触发 Any ideas for reaching the 0.7 tier?

其中, @VadimNareyko (4th in this Competition) 特别提到

...
4. Use sample data to test the code before real training.
5. Train/Validation sets are really important - try to think how you validate your model.
6. Try more features and their combinations.
...

由于需要在测试集做 history_df, 目前线上测试一版需要 5h+, 由于本次测试一版只需要 10m

故需要尽可能在本地多做测试, 调好成绩后再 ‘submission’

计划

测试尽可能多的 quant features, 包含他们的组合..

方案

  • Moving average
  • Exponential Moving Average
  • MACD
  • Bollinger Band
  • RSI
  • Volume moving avreage

参考

Moving average

An example of two moving average curves In statistics, a moving average (rolling average or running average) is a calculation to analyze data points by creating series of averages of different subsets of the full data set. It is also called a moving mean (MM)[1] or rolling mean and is a type of finite impulse response filter.

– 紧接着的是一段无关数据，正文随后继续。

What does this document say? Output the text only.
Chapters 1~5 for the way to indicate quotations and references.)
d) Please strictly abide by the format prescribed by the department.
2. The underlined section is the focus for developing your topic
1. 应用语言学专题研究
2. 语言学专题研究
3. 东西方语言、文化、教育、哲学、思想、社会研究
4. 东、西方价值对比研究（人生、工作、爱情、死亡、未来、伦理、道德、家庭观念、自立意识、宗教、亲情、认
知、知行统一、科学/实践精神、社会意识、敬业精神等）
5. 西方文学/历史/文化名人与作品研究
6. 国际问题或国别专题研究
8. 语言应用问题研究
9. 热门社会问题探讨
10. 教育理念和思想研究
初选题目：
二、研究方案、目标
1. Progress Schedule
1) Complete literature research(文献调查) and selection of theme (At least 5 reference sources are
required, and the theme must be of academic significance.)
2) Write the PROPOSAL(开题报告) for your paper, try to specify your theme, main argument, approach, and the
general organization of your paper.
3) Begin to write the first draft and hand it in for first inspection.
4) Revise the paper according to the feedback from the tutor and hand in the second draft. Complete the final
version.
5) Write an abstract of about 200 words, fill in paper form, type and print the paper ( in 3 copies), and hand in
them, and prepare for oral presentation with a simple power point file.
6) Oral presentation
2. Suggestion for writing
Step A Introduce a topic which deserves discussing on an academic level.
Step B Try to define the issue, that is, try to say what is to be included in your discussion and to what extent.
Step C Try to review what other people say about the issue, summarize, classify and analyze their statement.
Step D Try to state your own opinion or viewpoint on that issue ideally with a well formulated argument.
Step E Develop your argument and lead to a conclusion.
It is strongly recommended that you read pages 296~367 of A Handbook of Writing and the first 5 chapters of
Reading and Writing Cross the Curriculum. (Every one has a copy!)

参考. Moving_average Wiki Pedia

  • 使用 3, 7, 14 lag + 4 features
    • valid loss1: 0.624249 / valid loss2: 0.641404
    • valid score: 1.50522 / test score: 0.70758
  • 使用 3, 7 lag + 4 features
    • valid loss1: 0.664212 / valid loss2: 0.658955
    • valid score: 1.10837 / test score: ?
  • 使用 3, 7, 14, 20 lag + 4 features ==> +++
    • valid loss1: 0.607309 / valid loss2: 0.615001
    • valid score: 1.71867 / test score: 0.71918
  • 使用 3, 7, 14, 20 lg + 3 features - open
    • valid loss1: 0.61068 / valid loss2: 0.619538
    • valid score: 1.65060 / test score: ?
  • close_and_volume
    • valid loss1: 0.60487 / valid loss2: 0.617808
    • valid score: 1.70805 / test score: ?
  • 修正 -1 后, 使用 3, 7, 14, 20 lag + 4 features
    • valid loss1: 0.60594 / valid loss2: 0.618462
    • valid score: 1.69276 / test score:
  • add std
    • valid loss1: 0.61125 / valid loss2: 0.622347
    • valid score: 1.65302 / test score: ?
  • 3,5,7,14,20 lag
    • valid loss1: 0.60631 / valid loss2: 0.619793
    • valid score: 1.66843 / test score: ?
  • 3,5,7,14,20 lag - round 400 450
    • valid loss1: 0.586921 / valid loss2: 0.614442
    • valid score: 1.77644 / test score: 0.71397
  • 使用 3, 7, 14, 20 lag - round 500 500
    • valid loss1: 0.586921 / valid loss2: 0.614442
    • valid score: 1.77644 / test score: ?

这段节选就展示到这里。